At the core of this collection is Atkin’s journey to Iceland which she undertook during the Covid years. The volcanic activity, (in the headlines again as I write this review), is captured succinctly with descriptions of the ever-shifting landscape, its hot springs, deep fissures and lava flows. There are poems that document the dramatic and historic disappearance of islands, folktales and fables, the Icelandic alphabet, and a trek to an extinct volcano where Atkin conveys to her readers her sense of unease as she picks her way through the vast, bleak landscape:
We knew our limits, retreated off those recent
ancient rocks, turned tail for lower ground.
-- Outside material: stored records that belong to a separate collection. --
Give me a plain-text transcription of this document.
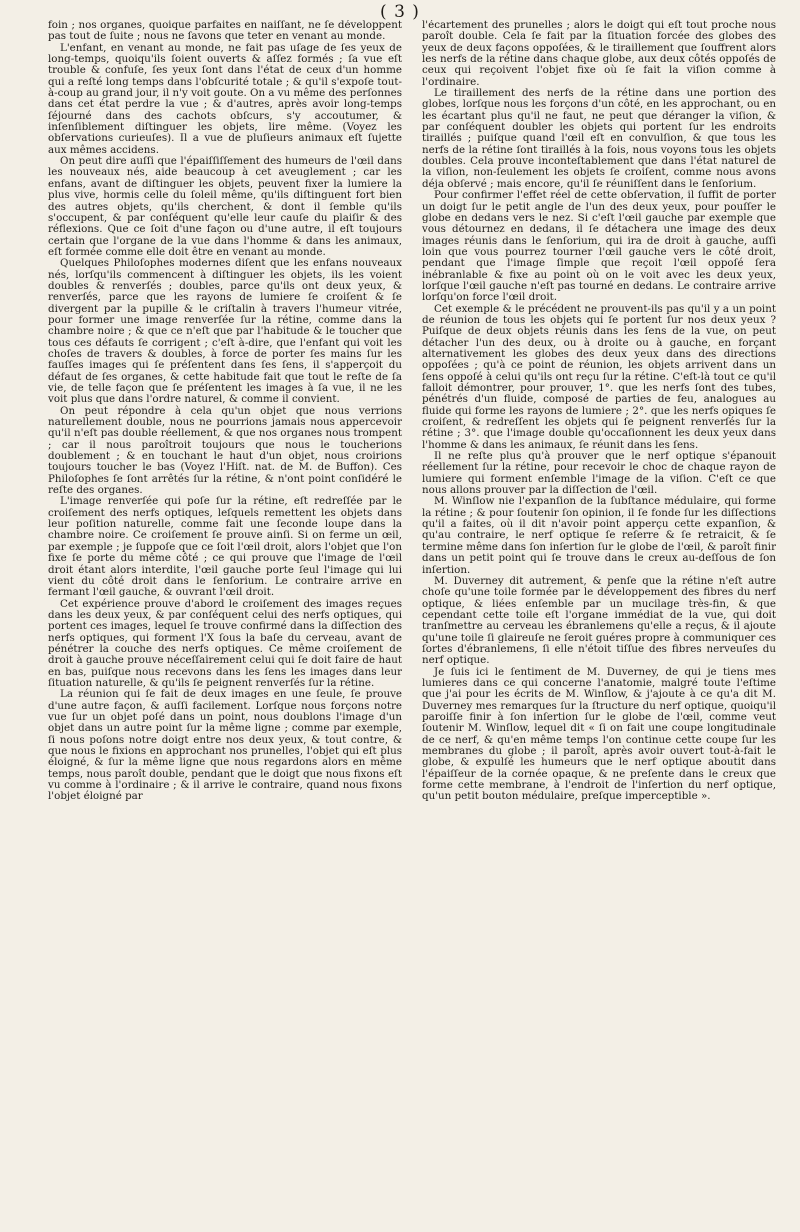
( 3 )

foin ; nos organes, quoique parfaites en naiſſant, ne ſe développent pas tout de ſuite ; nous ne ſavons que teter en venant au monde.

L'enfant, en venant au monde, ne fait pas uſage de ſes yeux de long-temps, quoiqu'ils ſoient ouverts & aſſez formés ; ſa vue eſt trouble & confuſe, ſes yeux ſont dans l'état de ceux d'un homme qui a reſté long temps dans l'obſcurité totale ; & qu'il s'expoſe tout-à-coup au grand jour, il n'y voit goute. On a vu même des perſonnes dans cet état perdre la vue ; & d'autres, après avoir long-temps ſéjourné dans des cachots obſcurs, s'y accoutumer, & inſenſiblement diſtinguer les objets, lire même. (Voyez les obſervations curieuſes). Il a vue de pluſieurs animaux eſt ſujette aux mêmes accidens.

On peut dire auſſi que l'épaiſſiſſement des humeurs de l'œil dans les nouveaux nés, aide beaucoup à cet aveuglement ; car les enfans, avant de diſtinguer les objets, peuvent fixer la lumiere la plus vive, hormis celle du ſoleil même, qu'ils diſtinguent fort bien des autres objets, qu'ils cherchent, & dont il ſemble qu'ils s'occupent, & par conſéquent qu'elle leur cauſe du plaiſir & des réflexions. Que ce ſoit d'une façon ou d'une autre, il eſt toujours certain que l'organe de la vue dans l'homme & dans les animaux, eſt formée comme elle doit être en venant au monde.

Quelques Philoſophes modernes diſent que les enfans nouveaux nés, lorſqu'ils commencent à diſtinguer les objets, ils les voient doubles & renverſés ; doubles, parce qu'ils ont deux yeux, & renverſés, parce que les rayons de lumiere ſe croiſent & ſe divergent par la pupille & le criſtalin à travers l'humeur vitrée, pour former une image renverſée ſur la rétine, comme dans la chambre noire ; & que ce n'eſt que par l'habitude & le toucher que tous ces défauts ſe corrigent ; c'eſt à-dire, que l'enfant qui voit les choſes de travers & doubles, à force de porter ſes mains ſur les fauſſes images qui ſe préſentent dans ſes ſens, il s'apperçoit du défaut de ſes organes, & cette habitude fait que tout le reſte de ſa vie, de telle façon que ſe préſentent les images à ſa vue, il ne les voit plus que dans l'ordre naturel, & comme il convient.

On peut répondre à cela qu'un objet que nous verrions naturellement double, nous ne pourrions jamais nous appercevoir qu'il n'eſt pas double réellement, & que nos organes nous trompent ; car il nous paroîtroit toujours que nous le toucherions doublement ; & en touchant le haut d'un objet, nous croirions toujours toucher le bas (Voyez l'Hiſt. nat. de M. de Buffon). Ces Philoſophes ſe ſont arrêtés ſur la rétine, & n'ont point conſidéré le reſte des organes.

L'image renverſée qui poſe ſur la rétine, eſt redreſſée par le croiſement des nerfs optiques, leſquels remettent les objets dans leur poſition naturelle, comme fait une ſeconde loupe dans la chambre noire. Ce croiſement ſe prouve ainſi. Si on ferme un œil, par exemple ; je ſuppoſe que ce ſoit l'œil droit, alors l'objet que l'on fixe ſe porte du même côté ; ce qui prouve que l'image de l'œil droit étant alors interdite, l'œil gauche porte ſeul l'image qui lui vient du côté droit dans le ſenſorium. Le contraire arrive en fermant l'œil gauche, & ouvrant l'œil droit.

Cet expérience prouve d'abord le croiſement des images reçues dans les deux yeux, & par conſéquent celui des nerfs optiques, qui portent ces images, lequel ſe trouve confirmé dans la diſſection des nerfs optiques, qui forment l'X ſous la baſe du cerveau, avant de pénétrer la couche des nerfs optiques. Ce même croiſement de droit à gauche prouve néceſſairement celui qui ſe doit faire de haut en bas, puiſque nous recevons dans les ſens les images dans leur ſituation naturelle, & qu'ils ſe peignent renverſés ſur la rétine.

La réunion qui ſe fait de deux images en une ſeule, ſe prouve d'une autre façon, & auſſi facilement. Lorſque nous forçons notre vue ſur un objet poſé dans un point, nous doublons l'image d'un objet dans un autre point ſur la même ligne ; comme par exemple, ſi nous poſons notre doigt entre nos deux yeux, & tout contre, & que nous le fixions en approchant nos prunelles, l'objet qui eſt plus éloigné, & ſur la même ligne que nous regardons alors en même temps, nous paroît double, pendant que le doigt que nous fixons eſt vu comme à l'ordinaire ; & il arrive le contraire, quand nous fixons l'objet éloigné par

l'écartement des prunelles ; alors le doigt qui eſt tout proche nous paroît double. Cela ſe fait par la ſituation forcée des globes des yeux de deux façons oppoſées, & le tiraillement que ſouffrent alors les nerfs de la rétine dans chaque globe, aux deux côtés oppoſés de ceux qui reçoivent l'objet fixe où ſe fait la viſion comme à l'ordinaire.

Le tiraillement des nerfs de la rétine dans une portion des globes, lorſque nous les forçons d'un côté, en les approchant, ou en les écartant plus qu'il ne faut, ne peut que déranger la viſion, & par conſéquent doubler les objets qui portent ſur les endroits tiraillés ; puiſque quand l'œil eſt en convulſion, & que tous les nerfs de la rétine ſont tiraillés à la fois, nous voyons tous les objets doubles. Cela prouve inconteſtablement que dans l'état naturel de la viſion, non-ſeulement les objets ſe croiſent, comme nous avons déja obſervé ; mais encore, qu'il ſe réuniſſent dans le ſenſorium.

Pour confirmer l'effet réel de cette obſervation, il ſuffit de porter un doigt ſur le petit angle de l'un des deux yeux, pour pouſſer le globe en dedans vers le nez. Si c'eſt l'œil gauche par exemple que vous détournez en dedans, il ſe détachera une image des deux images réunis dans le ſenſorium, qui ira de droit à gauche, auſſi loin que vous pourrez tourner l'œil gauche vers le côté droit, pendant que l'image ſimple que reçoit l'œil oppoſé ſera inébranlable & fixe au point où on le voit avec les deux yeux, lorſque l'œil gauche n'eſt pas tourné en dedans. Le contraire arrive lorſqu'on force l'œil droit.

Cet exemple & le précédent ne prouvent-ils pas qu'il y a un point de réunion de tous les objets qui ſe portent ſur nos deux yeux ? Puiſque de deux objets réunis dans les ſens de la vue, on peut détacher l'un des deux, ou à droite ou à gauche, en forçant alternativement les globes des deux yeux dans des directions oppoſées ; qu'à ce point de réunion, les objets arrivent dans un ſens oppoſé à celui qu'ils ont reçu ſur la rétine. C'eſt-là tout ce qu'il falloit démontrer, pour prouver, 1°. que les nerfs ſont des tubes, pénétrés d'un fluide, composé de parties de feu, analogues au fluide qui forme les rayons de lumiere ; 2°. que les nerfs opiques ſe croiſent, & redreſſent les objets qui ſe peignent renverſés ſur la rétine ; 3°. que l'image double qu'occaſionnent les deux yeux dans l'homme & dans les animaux, ſe réunit dans les ſens.

Il ne reſte plus qu'à prouver que le nerf optique s'épanouit réellement ſur la rétine, pour recevoir le choc de chaque rayon de lumiere qui forment enſemble l'image de la viſion. C'eſt ce que nous allons prouver par la diſſection de l'œil.

M. Winſlow nie l'expanſion de la ſubſtance médulaire, qui forme la rétine ; & pour ſoutenir ſon opinion, il ſe fonde ſur les diſſections qu'il a faites, où il dit n'avoir point apperçu cette expanſion, & qu'au contraire, le nerf optique ſe reſerre & ſe retraicit, & ſe termine même dans ſon inſertion ſur le globe de l'œil, & paroît finir dans un petit point qui ſe trouve dans le creux au-deſſous de ſon inſertion.

M. Duverney dit autrement, & penſe que la rétine n'eſt autre choſe qu'une toile formée par le développement des fibres du nerf optique, & liées enſemble par un mucilage très-fin, & que cependant cette toile eſt l'organe immédiat de la vue, qui doit tranſmettre au cerveau les ébranlemens qu'elle a reçus, & il ajoute qu'une toile ſi glaireuſe ne ſeroit guéres propre à communiquer ces ſortes d'ébranlemens, ſi elle n'étoit tiſſue des fibres nerveuſes du nerf optique.

Je ſuis ici le ſentiment de M. Duverney, de qui je tiens mes lumieres dans ce qui concerne l'anatomie, malgré toute l'eſtime que j'ai pour les écrits de M. Winſlow, & j'ajoute à ce qu'a dit M. Duverney mes remarques ſur la ſtructure du nerf optique, quoiqu'il paroiſſe finir à ſon inſertion ſur le globe de l'œil, comme veut ſoutenir M. Winſlow, lequel dit « ſi on fait une coupe longitudinale de ce nerf, & qu'en même temps l'on continue cette coupe ſur les membranes du globe ; il paroît, après avoir ouvert tout-à-fait le globe, & expulſé les humeurs que le nerf optique aboutit dans l'épaiſſeur de la cornée opaque, & ne preſente dans le creux que forme cette membrane, à l'endroit de l'inſertion du nerf optique, qu'un petit bouton médulaire, preſque imperceptible ».
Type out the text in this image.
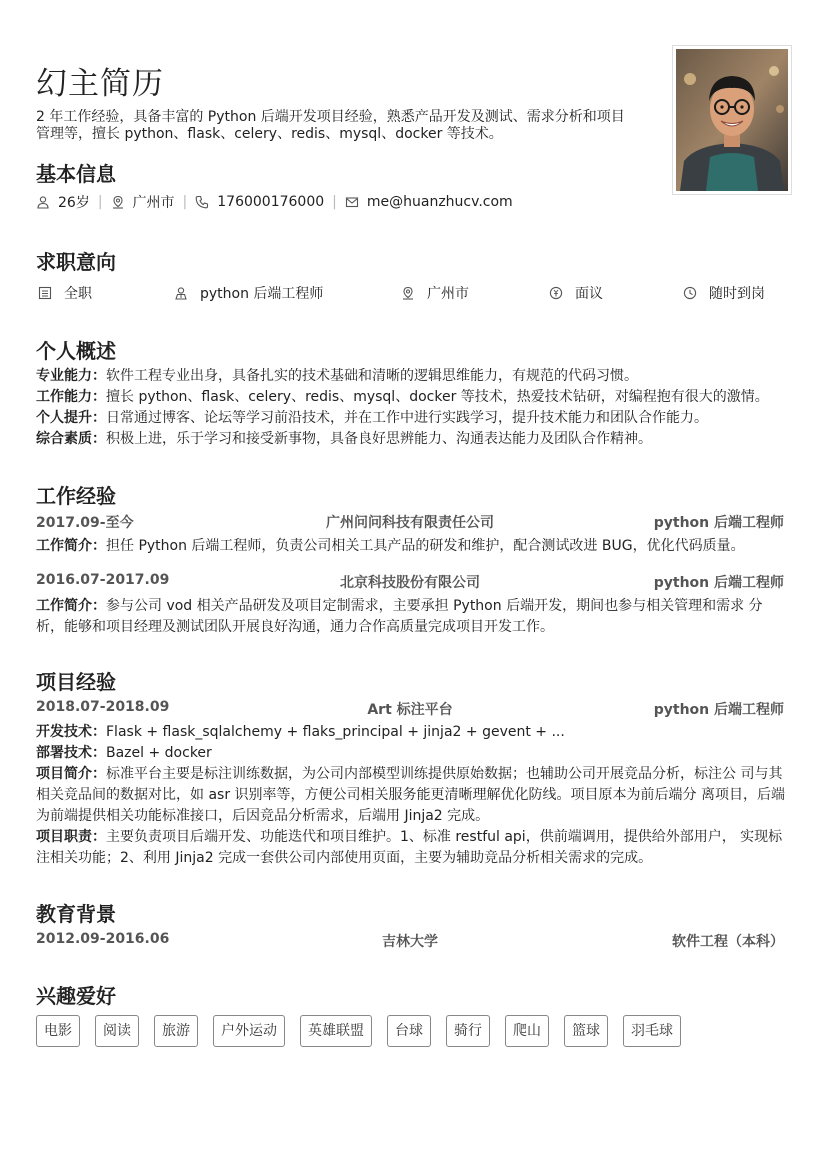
幻主简历

2 年工作经验，具备丰富的 Python 后端开发项目经验，熟悉产品开发及测试、需求分析和项目管理等，擅长 python、flask、celery、redis、mysql、docker 等技术。

基本信息
26岁 | 广州市 | 176000176000 | me@huanzhucv.com
求职意向
全职	python 后端工程师	广州市	面议	随时到岗
个人概述
专业能力：软件工程专业出身，具备扎实的技术基础和清晰的逻辑思维能力，有规范的代码习惯。
工作能力：擅长 python、flask、celery、redis、mysql、docker 等技术，热爱技术钻研，对编程抱有很大的激情。
个人提升：日常通过博客、论坛等学习前沿技术，并在工作中进行实践学习，提升技术能力和团队合作能力。
综合素质：积极上进，乐于学习和接受新事物，具备良好思辨能力、沟通表达能力及团队合作精神。
工作经验
2017.09-至今	广州问问科技有限责任公司	python 后端工程师
工作简介：担任 Python 后端工程师，负责公司相关工具产品的研发和维护，配合测试改进 BUG，优化代码质量。
2016.07-2017.09	北京科技股份有限公司	python 后端工程师
工作简介：参与公司 vod 相关产品研发及项目定制需求，主要承担 Python 后端开发，期间也参与相关管理和需求 分析，能够和项目经理及测试团队开展良好沟通，通力合作高质量完成项目开发工作。
项目经验
2018.07-2018.09	Art 标注平台	python 后端工程师
开发技术：Flask + flask_sqlalchemy + flaks_principal + jinja2 + gevent + ...
部署技术：Bazel + docker
项目简介：标准平台主要是标注训练数据，为公司内部模型训练提供原始数据；也辅助公司开展竞品分析，标注公 司与其相关竞品间的数据对比，如 asr 识别率等，方便公司相关服务能更清晰理解优化防线。项目原本为前后端分 离项目，后端为前端提供相关功能标准接口，后因竞品分析需求，后端用 Jinja2 完成。
项目职责：主要负责项目后端开发、功能迭代和项目维护。1、标准 restful api，供前端调用，提供给外部用户， 实现标注相关功能；2、利用 Jinja2 完成一套供公司内部使用页面，主要为辅助竞品分析相关需求的完成。
教育背景
2012.09-2016.06	吉林大学	软件工程（本科）
兴趣爱好
电影	阅读	旅游	户外运动	英雄联盟	台球	骑行	爬山	篮球	羽毛球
How brief and small we were beneath that sky.
In the last two sections, Atkin writes of climate change, in particular heatwave, and its effects on the natural world. In the final poem titled ‘PS. The cat considers important things’ she uses humour as an effective device to convey a serious truth. Turning to the cat she asks: “And what about the climate crisis, Orlando?” The imagined reply comes back: “your problem”.
This is a book with an urgent message, an emotional plea for us to listen to what nature is trying to tell us about how our twenty-first century lives are impacting upon the environment and everything within it. A number of the author’s own black and white photographs enhances the text and our understanding of the poems contained within.